Самым рьяным противником существования землекопа как вида стал наш бессменный «сталевар» и оружейник, создатель люциферрумовых слэйеров смотритель Сатана. Хоть сам он не курировал ни одного сектора, тем не менее больше всех потрясал кулаками и призывал как можно скорее «выскоблить с поверхности Земли эту грязную строптивую субстанцию». Понять его было можно: в то время как его коллеги пользовались свободой перемещения по планете, ему приходилось практически безвылазно торчать в своем подземелье десятилетиями. Надо думать, самый строптивый из смотрителей сильно обижался на владеющего солнечной поверхностью жалкого варианта-два, когда он – вариант даже не «три», а «четыре»! – обречен вечно дышать гарью от сталеплавильных печей лишь за то, что имел отличную от общепринятой позицию во взглядах.

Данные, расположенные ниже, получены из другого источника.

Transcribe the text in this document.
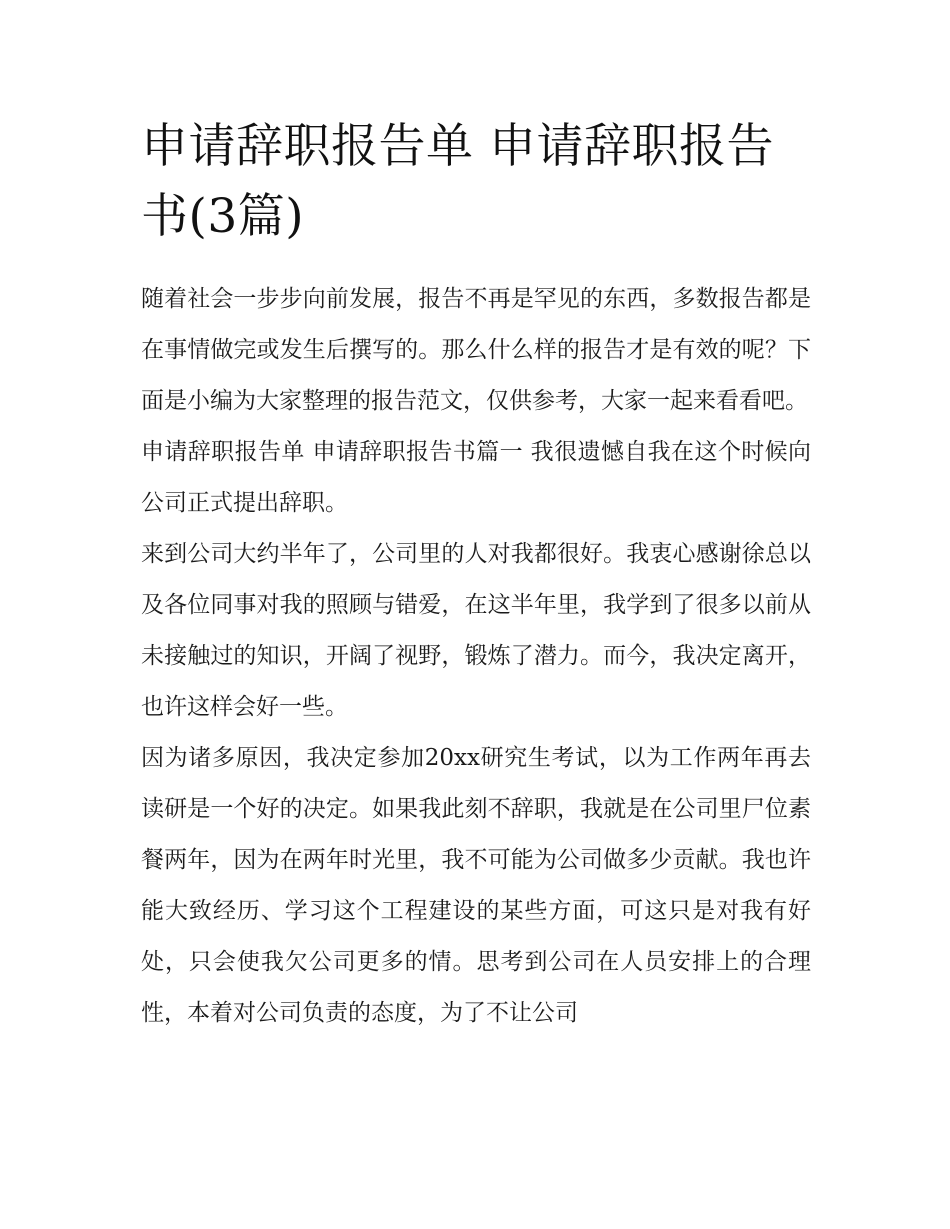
申请辞职报告单 申请辞职报告书(3篇)

随着社会一步步向前发展，报告不再是罕见的东西，多数报告都是在事情做完或发生后撰写的。那么什么样的报告才是有效的呢？下面是小编为大家整理的报告范文，仅供参考，大家一起来看看吧。

申请辞职报告单 申请辞职报告书篇一 我很遗憾自我在这个时候向公司正式提出辞职。

来到公司大约半年了，公司里的人对我都很好。我衷心感谢徐总以及各位同事对我的照顾与错爱，在这半年里，我学到了很多以前从未接触过的知识，开阔了视野，锻炼了潜力。而今，我决定离开，也许这样会好一些。

因为诸多原因，我决定参加20xx研究生考试，以为工作两年再去读研是一个好的决定。如果我此刻不辞职，我就是在公司里尸位素餐两年，因为在两年时光里，我不可能为公司做多少贡献。我也许能大致经历、学习这个工程建设的某些方面，可这只是对我有好处，只会使我欠公司更多的情。思考到公司在人员安排上的合理性，本着对公司负责的态度，为了不让公司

На этом примере, землекоп, ты можешь увидеть истоки еще одной извечной философской проблемы – «что есть Добро, а что есть Зло». Взгляни на это нашими глазами, глазами третейских судей и сторонних наблюдателей. Сатана не враг ни Хозяину, ни нам, ни Исполнителям. Но стоило ему лишь высказать свою точку зрения о тебе, как ты на подсознательном уровне превращаешь его, и без того приговоренного к пожизненному заточению, в Подлинное Вселенское Зло! И на каких, позволь спросить, основаниях? Потому что ты, Венец Творения Космоса, просто не приглянулся ему и вызываешь его раздражение? А с каких это пор твое мнение стало считаться Абсолютным Критерием Добра и Зла во Вселенной? Если говорить начистоту, ценность твоя и для Хозяина не была первостепенной, а о прочих повелителях вообще умолчим, поэтому наш тебе совет: не надо всех, кто считает тебя лишь пылью, переводить в категорию «Зло Высшего Порядка». Для тебя – да, не спорим, но для Вселенной? Тем более что мы – человечество – по вселенской шкале ценностей и вправду обыкновенная космическая пыль…»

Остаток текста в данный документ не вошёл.